Executive of the Year
1. Lawrence Frank
2. Sam Presti
3. David Griffin
For the second consecutive year, the executive who acquired Kawhi Leonard leads the race for Executive of the Year. Such is the power of the superstar in the modern NBA. Signing Leonard was the culmination of years of maneuvering, beginning with the deal that sent Blake Griffin to Detroit -- the first major move of Lawrence Frank’s tenure. That trade set into motion a chain of events that involved Tobias Harris, Boban Marjanović, Shai Gilgeous-Alexander, a dizzying number of draft picks, and, eventually, Leonard and George.
To some degree, it’s fair to criticize Frank and company for giving up too much to acquire George from Oklahoma City -- even under the (reported) condition that trading for George was the only way to lure Leonard to Los Angeles. Perhaps the Clippers will eventually wish they had one of the seven (!) first-round picks they surrendered to the Thunder, but it’s unlikely any of them would have moved L.A. closer to winning a title than their two stars do. The Clippers likely would have given up Gilgeous-Alexander no matter what, and Danilo Gallinari would have been superfluous on a team with two elite primary creators. When you have an opportunity to win a championship, you seize it.
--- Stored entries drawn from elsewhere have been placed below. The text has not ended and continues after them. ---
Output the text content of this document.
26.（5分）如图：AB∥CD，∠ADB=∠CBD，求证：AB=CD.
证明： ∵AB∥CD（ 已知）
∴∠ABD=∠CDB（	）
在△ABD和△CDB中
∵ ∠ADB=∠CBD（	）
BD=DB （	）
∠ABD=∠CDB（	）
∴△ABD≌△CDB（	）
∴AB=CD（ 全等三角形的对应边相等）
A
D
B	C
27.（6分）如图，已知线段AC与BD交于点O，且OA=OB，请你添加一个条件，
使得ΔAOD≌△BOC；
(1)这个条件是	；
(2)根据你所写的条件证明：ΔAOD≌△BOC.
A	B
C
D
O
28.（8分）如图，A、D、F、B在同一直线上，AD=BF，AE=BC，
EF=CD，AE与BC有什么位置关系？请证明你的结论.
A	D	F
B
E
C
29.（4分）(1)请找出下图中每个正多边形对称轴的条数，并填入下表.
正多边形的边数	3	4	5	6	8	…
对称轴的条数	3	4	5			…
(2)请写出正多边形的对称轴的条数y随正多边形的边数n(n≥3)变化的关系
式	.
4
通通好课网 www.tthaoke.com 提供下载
Acquiring Moe Harkless and a 2023 first-rounder over the offseason was a shrewd piece of business that helped the Clippers down the line. That pick was included in the George trade and L.A. later flipped Harkless for Marcus Morris to solidify one of the most imposing lineups in the West. Toss in signing value contracts with Patrick Beverley, Ivica Zubać, Rodney McGruder, and Patrick Patterson, and the Clippers’ front office executed its roster construction as close to perfectly as a team can reasonably come.
It’s clear already that both Oklahoma City and Los Angeles are better off having made the George trade. The Thunder are better on the floor in the short term and more flexible in the long term than they were a year ago. They received a rare opportunity to rebuild without tanking by dealing George, and in trading Russell Westbrook for Chris Paul, they upgraded at point guard while taking on no additional annual salary and shedding the final year of Westbrook’s contract.
It’s hard to give David Griffin too much credit for winning the lottery or drafting Zion Williamson first overall, but he does deserve praise for constructing an environment in which the rookie could immediately thrive. He was smart to capitalize on Utah’s need to shed Derrick Favors, while free-agent acquisitions J.J. Redick and Nicolo Melli provided reliable shooting for a team that needed it. Most importantly, Griffin netted close to the best possible return for Anthony Davis by getting three quality rotation players -- even if he didn’t see this kind of improvement coming from Brandon Ingram. New Orleans’ moves didn’t entirely pay off due to factors beyond Griffin’s control, but the process behind nearly every move was sound, and if the season resumes, the Pelicans may have time enough to reap the rewards.